One of his projects is “Absent Voices,” created by a group of Scottish artists to commemorate the sugar refinery of Greenock, on the west coast of Scotland, which closed in 1997 after approximately one hundred fifty years (sugar had been refined in Greenock since 1765). Alastair asked six poets to respond to films he made at the dilapidated sugar sheds. All are powerfully evocative; you can almost smell the molasses cooking, and taste the sweet drops of syrup. I found “The God of Sugar” most disturbing; poet Vicki Feaver lists her obsession with sweetness, even as she recognizes its potential to destroy her:

 

Equally provocative, “Every Memory,” based on a poem by Sheree Mack, takes us on a surreal trip through the abandoned factory; the crusted remains of dried syrup glisten like the skin of a monstrous reptile. The speaker looks in vain for some evidence of the slaves who harvested sugar cane in tropical countries before it arrived for refining:

 

On a lighter note, “Twenty Second Filmpoem” came about from a request for Alastair to participate in a Pecha Kucha event. “I took bits from my vast collection of found film – a lot of it from 1960s home movies – and chopped it down to twenty-second sections. Then I asked twenty writers to respond to the films. The sound came from Russian journalist Vladimir Kryutchev’s field recordings.” The result is just under nine minutes, and well worth watching. If, like me, you grew up in the 1960s, “Twenty Second Filmpoem” feels like a photo album of childhood. To quote Gérard Rudolf, who wrote #11, “This is what a dream should look like:”

 

Two more outstanding video poems at Filmpoem:
 

“Filmpoem 33/ Allow Yourself This One Day,” commissioned by Harper’s Bazaar and poet/model Max Wallis, is one of the few video poems I’ve seen that succeeds largely on the charisma of its performer. Max Wallis’s expressive face and watchable delivery make for a compelling experience.

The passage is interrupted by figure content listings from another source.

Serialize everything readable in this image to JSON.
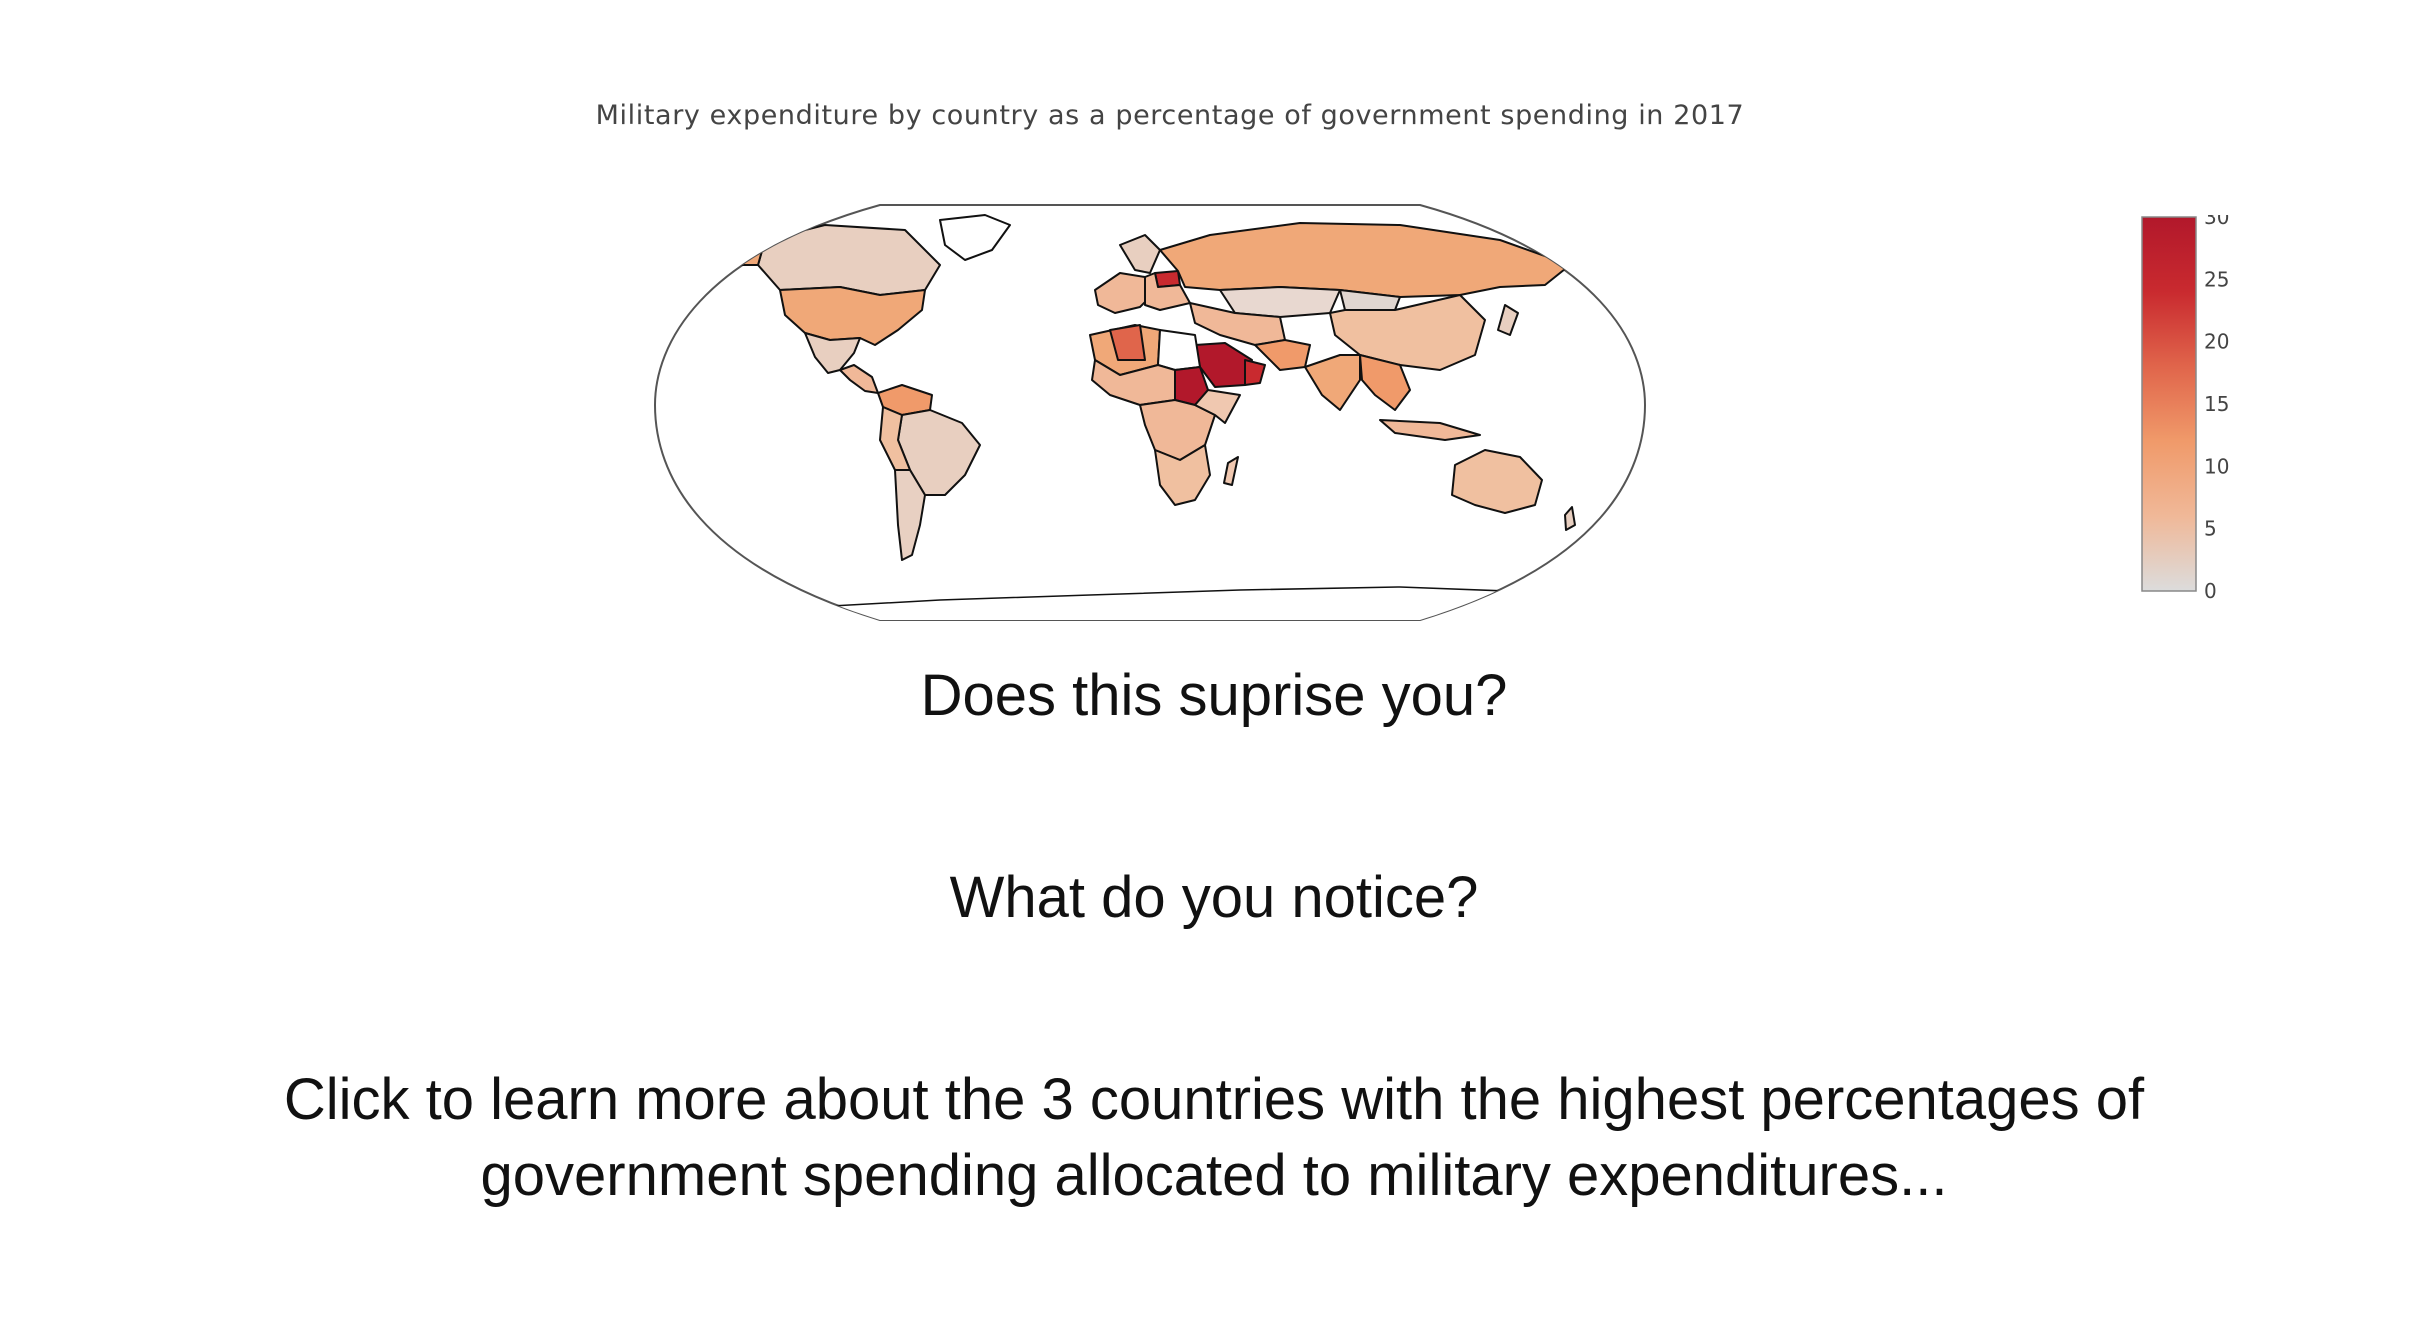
{
  "title": "Military expenditure by country as a percentage of government spending in 2017",
  "colorbar": {
    "ticks": [
      0,
      5,
      10,
      15,
      20,
      25,
      30
    ],
    "colors": [
      "#dcdcdc",
      "#f0b898",
      "#f09a6a",
      "#e0654b",
      "#c92a2f",
      "#b2182b"
    ]
  },
  "map": {
    "projection": "robinson",
    "regions": [
      {
        "name": "Canada",
        "value": 2
      },
      {
        "name": "USA",
        "value": 9
      },
      {
        "name": "Greenland",
        "value": null
      },
      {
        "name": "Mexico",
        "value": 2
      },
      {
        "name": "Brazil",
        "value": 3
      },
      {
        "name": "Colombia",
        "value": 10
      },
      {
        "name": "Russia",
        "value": 11
      },
      {
        "name": "China",
        "value": 6
      },
      {
        "name": "India",
        "value": 9
      },
      {
        "name": "Saudi Arabia",
        "value": 30
      },
      {
        "name": "Oman",
        "value": 28
      },
      {
        "name": "Sudan",
        "value": 27
      },
      {
        "name": "Algeria",
        "value": 16
      },
      {
        "name": "Australia",
        "value": 5
      },
      {
        "name": "Antarctica",
        "value": null
      }
    ]
  },
  "prompts": {
    "surprise": "Does this suprise you?",
    "notice": "What do you notice?",
    "cta": "Click to learn more about the 3 countries with the highest percentages of government spending allocated to military expenditures..."
  }
}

“Filmpoem 17/ Wherever We Live Now” is particularly effective. Using a poem by Elizabeth Rimmer, the film shows us the edge of the sea as if it were an alien landscape, burdened with strange clouds. A woman paces the shore, never quite reaching the water, where a famine ship once carried thousands of starving people away.

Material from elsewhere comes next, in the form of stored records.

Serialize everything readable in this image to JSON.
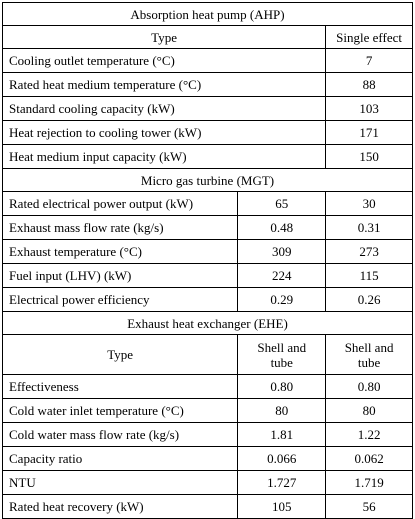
{
  "ahp": {
    "title": "Absorption heat pump (AHP)",
    "type_label": "Type",
    "type_value": "Single effect",
    "rows": [
      {
        "label": "Cooling outlet temperature (°C)",
        "value": "7"
      },
      {
        "label": "Rated heat medium temperature (°C)",
        "value": "88"
      },
      {
        "label": "Standard cooling capacity (kW)",
        "value": "103"
      },
      {
        "label": "Heat rejection to cooling tower (kW)",
        "value": "171"
      },
      {
        "label": "Heat medium input capacity (kW)",
        "value": "150"
      }
    ]
  },
  "mgt": {
    "title": "Micro gas turbine (MGT)",
    "rows": [
      {
        "label": "Rated electrical power output (kW)",
        "v1": "65",
        "v2": "30"
      },
      {
        "label": "Exhaust mass flow rate (kg/s)",
        "v1": "0.48",
        "v2": "0.31"
      },
      {
        "label": "Exhaust temperature (°C)",
        "v1": "309",
        "v2": "273"
      },
      {
        "label": "Fuel input (LHV) (kW)",
        "v1": "224",
        "v2": "115"
      },
      {
        "label": "Electrical power efficiency",
        "v1": "0.29",
        "v2": "0.26"
      }
    ]
  },
  "ehe": {
    "title": "Exhaust heat exchanger (EHE)",
    "type_label": "Type",
    "type_v1_line1": "Shell and",
    "type_v1_line2": "tube",
    "type_v2_line1": "Shell and",
    "type_v2_line2": "tube",
    "rows": [
      {
        "label": "Effectiveness",
        "v1": "0.80",
        "v2": "0.80"
      },
      {
        "label": "Cold water inlet temperature (°C)",
        "v1": "80",
        "v2": "80"
      },
      {
        "label": "Cold water mass flow rate (kg/s)",
        "v1": "1.81",
        "v2": "1.22"
      },
      {
        "label": "Capacity ratio",
        "v1": "0.066",
        "v2": "0.062"
      },
      {
        "label": "NTU",
        "v1": "1.727",
        "v2": "1.719"
      },
      {
        "label": "Rated heat recovery (kW)",
        "v1": "105",
        "v2": "56"
      }
    ]
  }
}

In 2014, Alastair says, “I am going to expand the Absent Voices series, working with Sheree Mack on the subject of slavery as part of the main Absent Voices project.” He also has plans for poetry film festivals.

From his Manifesto titled “The Filming of Poetry,” Alastair provides a clear summary of the value of the art form, and its potential to reach new audiences:

So, a Poetry-film is just that, a single entwined entity, a melting, a cleaving together of words, sound and vision. It is an attempt to take a poem and present it through a medium that will create a new artwork, separate from the original poem. The film is a separate work from the text itself and this in turn may be able to open up poetry to people who are not necessarily receptive to the written word. Poetry often tries to deal with the abstract world of thought and feeling, rather than the literal world of things. The Poetry-film is the perfect marriage of the two.